Dans les faits, M. Bernard X est né de Mme Marie F et a été reconnu par M. Camille X. Or, M. Auguste Z. le désignait dans son testament, bien que de façon imprécise. M. Bernard X. a donc engagé une action en contestation de la paternité de M. Camille X et d’établissement judiciaire de la paternité de M. Auguste Z.

Lors du renvoi après cassation de l’affaire devant la cour d’appel de Saint-Denis de La Réunion, M. Bernard X a demandé à cette cour de procéder à un contrôle de proportionnalité entre les intérêts publics défendus par le délai de prescription de l’article 321 du Code civil et les intérêts privés de l’article 8 de la Convention européenne de sauvegarde des droits de l’homme (CEDH).
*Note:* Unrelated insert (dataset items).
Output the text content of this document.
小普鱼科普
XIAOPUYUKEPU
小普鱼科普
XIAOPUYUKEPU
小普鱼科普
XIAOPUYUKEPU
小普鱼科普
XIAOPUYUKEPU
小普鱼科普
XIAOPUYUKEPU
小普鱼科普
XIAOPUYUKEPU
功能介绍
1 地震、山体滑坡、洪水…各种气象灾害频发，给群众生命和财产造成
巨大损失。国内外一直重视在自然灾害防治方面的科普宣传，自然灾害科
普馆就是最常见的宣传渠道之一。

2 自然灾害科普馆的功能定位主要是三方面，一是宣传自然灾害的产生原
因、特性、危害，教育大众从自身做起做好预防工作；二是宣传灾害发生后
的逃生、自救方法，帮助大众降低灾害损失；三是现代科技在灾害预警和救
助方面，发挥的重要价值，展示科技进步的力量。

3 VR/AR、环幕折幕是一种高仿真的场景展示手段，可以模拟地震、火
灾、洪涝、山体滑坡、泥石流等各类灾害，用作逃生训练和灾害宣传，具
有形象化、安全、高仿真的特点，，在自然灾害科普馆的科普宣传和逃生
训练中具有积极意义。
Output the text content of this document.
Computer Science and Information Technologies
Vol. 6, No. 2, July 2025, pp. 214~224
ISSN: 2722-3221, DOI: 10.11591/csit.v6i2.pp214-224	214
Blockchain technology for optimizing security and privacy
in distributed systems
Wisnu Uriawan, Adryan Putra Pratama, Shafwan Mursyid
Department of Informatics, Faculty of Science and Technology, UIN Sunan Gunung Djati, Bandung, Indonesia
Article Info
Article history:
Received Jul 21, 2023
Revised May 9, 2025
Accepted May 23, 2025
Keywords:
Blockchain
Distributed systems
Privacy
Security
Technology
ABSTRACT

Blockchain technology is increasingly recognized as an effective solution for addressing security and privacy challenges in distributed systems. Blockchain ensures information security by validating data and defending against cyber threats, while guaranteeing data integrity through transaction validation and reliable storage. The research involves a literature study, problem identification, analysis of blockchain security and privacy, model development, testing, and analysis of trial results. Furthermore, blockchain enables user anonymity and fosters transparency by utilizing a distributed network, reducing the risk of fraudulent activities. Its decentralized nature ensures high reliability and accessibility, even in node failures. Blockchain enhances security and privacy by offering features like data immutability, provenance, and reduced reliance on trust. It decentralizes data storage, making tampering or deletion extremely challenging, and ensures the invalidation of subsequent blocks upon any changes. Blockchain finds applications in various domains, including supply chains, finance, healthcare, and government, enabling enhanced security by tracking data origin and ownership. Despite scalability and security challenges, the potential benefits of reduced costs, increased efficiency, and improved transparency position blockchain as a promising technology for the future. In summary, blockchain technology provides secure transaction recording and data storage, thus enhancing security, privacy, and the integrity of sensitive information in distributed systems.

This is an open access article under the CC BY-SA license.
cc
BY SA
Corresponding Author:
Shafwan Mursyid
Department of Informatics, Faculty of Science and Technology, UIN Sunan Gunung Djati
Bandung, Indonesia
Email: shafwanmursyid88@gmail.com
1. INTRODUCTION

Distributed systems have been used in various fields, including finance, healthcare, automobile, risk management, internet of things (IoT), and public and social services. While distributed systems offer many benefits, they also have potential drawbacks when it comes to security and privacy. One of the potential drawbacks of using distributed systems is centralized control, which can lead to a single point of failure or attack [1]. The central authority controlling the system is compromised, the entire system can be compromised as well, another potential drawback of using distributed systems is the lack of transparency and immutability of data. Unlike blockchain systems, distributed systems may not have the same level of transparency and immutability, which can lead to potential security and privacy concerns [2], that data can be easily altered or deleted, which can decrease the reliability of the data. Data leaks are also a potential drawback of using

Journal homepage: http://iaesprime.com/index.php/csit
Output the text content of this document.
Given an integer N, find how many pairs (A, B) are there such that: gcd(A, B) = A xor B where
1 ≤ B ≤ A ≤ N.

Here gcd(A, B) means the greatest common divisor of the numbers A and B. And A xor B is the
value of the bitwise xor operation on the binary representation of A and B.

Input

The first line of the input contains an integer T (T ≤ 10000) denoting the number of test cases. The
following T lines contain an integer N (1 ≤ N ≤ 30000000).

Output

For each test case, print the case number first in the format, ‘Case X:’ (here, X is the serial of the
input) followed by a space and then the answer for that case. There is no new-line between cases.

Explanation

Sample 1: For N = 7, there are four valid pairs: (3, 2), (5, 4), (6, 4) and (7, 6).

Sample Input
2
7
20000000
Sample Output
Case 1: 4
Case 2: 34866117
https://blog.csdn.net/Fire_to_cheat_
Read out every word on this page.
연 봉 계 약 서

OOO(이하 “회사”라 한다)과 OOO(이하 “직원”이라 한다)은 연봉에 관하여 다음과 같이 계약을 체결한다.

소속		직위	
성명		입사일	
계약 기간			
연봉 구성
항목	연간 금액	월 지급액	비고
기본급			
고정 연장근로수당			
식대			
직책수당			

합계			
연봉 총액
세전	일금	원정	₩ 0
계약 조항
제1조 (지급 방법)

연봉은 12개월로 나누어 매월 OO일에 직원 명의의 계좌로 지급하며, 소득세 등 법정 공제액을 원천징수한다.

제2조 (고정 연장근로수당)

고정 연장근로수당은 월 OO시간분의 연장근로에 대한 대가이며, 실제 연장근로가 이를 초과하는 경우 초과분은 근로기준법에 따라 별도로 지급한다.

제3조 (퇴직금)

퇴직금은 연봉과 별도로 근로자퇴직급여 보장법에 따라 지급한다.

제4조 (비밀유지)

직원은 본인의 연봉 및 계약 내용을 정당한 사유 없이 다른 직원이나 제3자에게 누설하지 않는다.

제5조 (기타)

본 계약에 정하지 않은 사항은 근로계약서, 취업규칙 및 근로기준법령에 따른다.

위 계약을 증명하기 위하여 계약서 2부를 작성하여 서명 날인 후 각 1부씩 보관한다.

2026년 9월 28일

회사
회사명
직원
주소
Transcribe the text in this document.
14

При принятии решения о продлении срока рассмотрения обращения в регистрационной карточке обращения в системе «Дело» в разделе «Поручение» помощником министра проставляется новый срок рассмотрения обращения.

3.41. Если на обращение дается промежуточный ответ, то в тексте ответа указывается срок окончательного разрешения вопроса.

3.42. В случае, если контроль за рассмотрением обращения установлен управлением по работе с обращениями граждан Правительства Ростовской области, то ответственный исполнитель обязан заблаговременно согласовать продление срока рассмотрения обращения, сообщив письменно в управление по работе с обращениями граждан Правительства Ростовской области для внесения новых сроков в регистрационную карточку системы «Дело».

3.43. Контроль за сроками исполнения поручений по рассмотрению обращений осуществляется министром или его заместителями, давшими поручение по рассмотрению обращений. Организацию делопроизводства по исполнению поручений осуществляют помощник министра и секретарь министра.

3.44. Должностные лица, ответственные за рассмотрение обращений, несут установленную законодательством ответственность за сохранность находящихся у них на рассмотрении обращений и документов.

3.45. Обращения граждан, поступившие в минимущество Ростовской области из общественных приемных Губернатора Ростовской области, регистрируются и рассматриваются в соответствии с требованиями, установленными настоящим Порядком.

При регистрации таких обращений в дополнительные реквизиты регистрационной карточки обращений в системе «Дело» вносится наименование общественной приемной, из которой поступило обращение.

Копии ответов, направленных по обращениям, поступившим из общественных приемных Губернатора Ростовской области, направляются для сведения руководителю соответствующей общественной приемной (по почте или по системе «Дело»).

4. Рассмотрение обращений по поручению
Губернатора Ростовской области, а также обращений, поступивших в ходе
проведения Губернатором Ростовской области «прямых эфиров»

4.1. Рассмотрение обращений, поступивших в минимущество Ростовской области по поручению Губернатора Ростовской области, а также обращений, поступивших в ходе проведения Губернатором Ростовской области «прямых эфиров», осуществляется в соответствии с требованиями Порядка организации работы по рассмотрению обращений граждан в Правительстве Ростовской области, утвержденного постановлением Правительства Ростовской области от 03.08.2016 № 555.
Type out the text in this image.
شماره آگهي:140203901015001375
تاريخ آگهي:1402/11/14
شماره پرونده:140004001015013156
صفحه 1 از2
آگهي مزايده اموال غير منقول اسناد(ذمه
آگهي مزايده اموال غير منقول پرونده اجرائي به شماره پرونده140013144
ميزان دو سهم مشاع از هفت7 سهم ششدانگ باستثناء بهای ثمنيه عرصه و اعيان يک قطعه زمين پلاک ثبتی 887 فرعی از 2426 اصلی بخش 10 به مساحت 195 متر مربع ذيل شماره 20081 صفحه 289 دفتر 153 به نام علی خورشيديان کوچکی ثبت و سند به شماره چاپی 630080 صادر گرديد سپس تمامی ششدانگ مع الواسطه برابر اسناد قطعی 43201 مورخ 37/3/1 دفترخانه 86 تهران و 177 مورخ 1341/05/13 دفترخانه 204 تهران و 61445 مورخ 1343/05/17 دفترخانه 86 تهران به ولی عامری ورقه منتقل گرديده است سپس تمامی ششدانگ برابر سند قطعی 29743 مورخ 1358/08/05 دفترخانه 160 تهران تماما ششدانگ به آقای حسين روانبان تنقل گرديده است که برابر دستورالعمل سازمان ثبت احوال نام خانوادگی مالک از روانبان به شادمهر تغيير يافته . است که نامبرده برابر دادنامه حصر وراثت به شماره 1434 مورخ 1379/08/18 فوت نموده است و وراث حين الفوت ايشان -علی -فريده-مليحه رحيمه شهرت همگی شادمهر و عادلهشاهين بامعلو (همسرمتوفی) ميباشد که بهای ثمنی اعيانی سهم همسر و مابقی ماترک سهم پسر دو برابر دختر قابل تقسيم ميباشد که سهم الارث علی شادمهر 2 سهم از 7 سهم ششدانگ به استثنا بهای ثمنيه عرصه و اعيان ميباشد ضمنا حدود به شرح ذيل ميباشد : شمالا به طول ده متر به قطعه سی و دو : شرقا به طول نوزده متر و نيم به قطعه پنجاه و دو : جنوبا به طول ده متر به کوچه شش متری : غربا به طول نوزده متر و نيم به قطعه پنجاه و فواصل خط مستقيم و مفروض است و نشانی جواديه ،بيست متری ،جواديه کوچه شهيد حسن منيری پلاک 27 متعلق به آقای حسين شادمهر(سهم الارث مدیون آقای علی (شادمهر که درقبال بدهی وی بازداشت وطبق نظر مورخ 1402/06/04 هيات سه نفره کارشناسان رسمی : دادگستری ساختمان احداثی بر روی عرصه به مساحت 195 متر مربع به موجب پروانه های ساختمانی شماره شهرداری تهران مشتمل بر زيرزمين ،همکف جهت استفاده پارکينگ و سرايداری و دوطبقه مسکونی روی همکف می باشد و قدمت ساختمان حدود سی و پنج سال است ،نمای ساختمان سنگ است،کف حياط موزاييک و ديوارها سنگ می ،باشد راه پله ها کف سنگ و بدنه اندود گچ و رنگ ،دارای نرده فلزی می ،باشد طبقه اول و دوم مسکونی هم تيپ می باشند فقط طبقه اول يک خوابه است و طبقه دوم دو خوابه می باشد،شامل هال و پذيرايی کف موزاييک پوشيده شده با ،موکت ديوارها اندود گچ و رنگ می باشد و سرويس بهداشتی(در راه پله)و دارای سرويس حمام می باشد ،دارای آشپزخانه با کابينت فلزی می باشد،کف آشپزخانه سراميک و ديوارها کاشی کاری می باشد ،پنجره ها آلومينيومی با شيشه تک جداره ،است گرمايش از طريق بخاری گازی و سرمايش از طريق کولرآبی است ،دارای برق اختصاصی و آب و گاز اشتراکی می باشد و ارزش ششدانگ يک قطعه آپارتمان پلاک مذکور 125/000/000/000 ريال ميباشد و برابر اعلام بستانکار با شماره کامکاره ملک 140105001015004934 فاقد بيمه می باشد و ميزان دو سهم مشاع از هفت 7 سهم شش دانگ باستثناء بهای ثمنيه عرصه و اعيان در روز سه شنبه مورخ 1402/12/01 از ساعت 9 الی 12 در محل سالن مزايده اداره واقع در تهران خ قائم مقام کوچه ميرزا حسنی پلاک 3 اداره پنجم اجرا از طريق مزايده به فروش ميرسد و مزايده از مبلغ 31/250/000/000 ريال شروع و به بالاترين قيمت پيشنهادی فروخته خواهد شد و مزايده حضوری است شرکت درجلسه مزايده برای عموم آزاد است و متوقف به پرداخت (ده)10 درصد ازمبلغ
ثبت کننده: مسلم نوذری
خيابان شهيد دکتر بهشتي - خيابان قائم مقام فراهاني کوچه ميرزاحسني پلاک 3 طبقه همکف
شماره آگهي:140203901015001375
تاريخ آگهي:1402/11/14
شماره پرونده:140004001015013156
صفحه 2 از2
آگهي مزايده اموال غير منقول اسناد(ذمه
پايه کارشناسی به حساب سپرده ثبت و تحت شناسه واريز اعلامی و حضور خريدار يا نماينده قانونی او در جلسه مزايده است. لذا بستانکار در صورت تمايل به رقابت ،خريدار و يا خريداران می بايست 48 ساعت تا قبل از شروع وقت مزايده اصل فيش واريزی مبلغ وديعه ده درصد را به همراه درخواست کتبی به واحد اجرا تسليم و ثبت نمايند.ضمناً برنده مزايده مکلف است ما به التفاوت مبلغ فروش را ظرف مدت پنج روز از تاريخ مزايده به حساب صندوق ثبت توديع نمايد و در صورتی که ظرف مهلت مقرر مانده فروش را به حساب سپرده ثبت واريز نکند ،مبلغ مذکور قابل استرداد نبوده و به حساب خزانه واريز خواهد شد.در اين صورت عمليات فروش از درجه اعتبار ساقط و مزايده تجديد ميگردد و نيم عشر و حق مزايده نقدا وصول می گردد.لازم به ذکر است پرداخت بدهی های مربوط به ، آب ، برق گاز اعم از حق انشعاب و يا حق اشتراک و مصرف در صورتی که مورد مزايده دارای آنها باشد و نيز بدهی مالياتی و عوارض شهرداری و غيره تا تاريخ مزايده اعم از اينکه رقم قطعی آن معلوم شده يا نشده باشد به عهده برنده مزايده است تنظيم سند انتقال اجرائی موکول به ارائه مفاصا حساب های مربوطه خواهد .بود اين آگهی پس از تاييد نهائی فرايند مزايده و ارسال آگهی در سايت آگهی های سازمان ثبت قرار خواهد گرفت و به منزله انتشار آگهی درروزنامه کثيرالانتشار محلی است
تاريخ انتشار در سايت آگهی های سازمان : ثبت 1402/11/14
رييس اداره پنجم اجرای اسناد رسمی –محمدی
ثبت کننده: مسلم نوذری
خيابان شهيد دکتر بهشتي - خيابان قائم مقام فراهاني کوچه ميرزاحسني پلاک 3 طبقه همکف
L’article 321 du Code civil dispose que « sauf lorsqu'elles sont enfermées par la loi dans un autre délai, les actions relatives à la filiation se prescrivent par dix ans à compter du jour où la personne a été privée de l'état qu'elle réclame, ou a commencé à jouir de l'état qui lui est contesté. À l'égard de l'enfant, ce délai est suspendu pendant sa minorité. » Ce délai de 10 ans permet de laisser suffisamment de temps pour intenter une action en matière de filiation tout en protégeant la sécurité juridique et les droits des tiers. L’article 8 de la CEDH quant à lui protège le droit de toute personne au respect de sa vie privée et familiale, ce qui inclut selon M. Bernard X, le droit de faire reconnaître son lien de filiation.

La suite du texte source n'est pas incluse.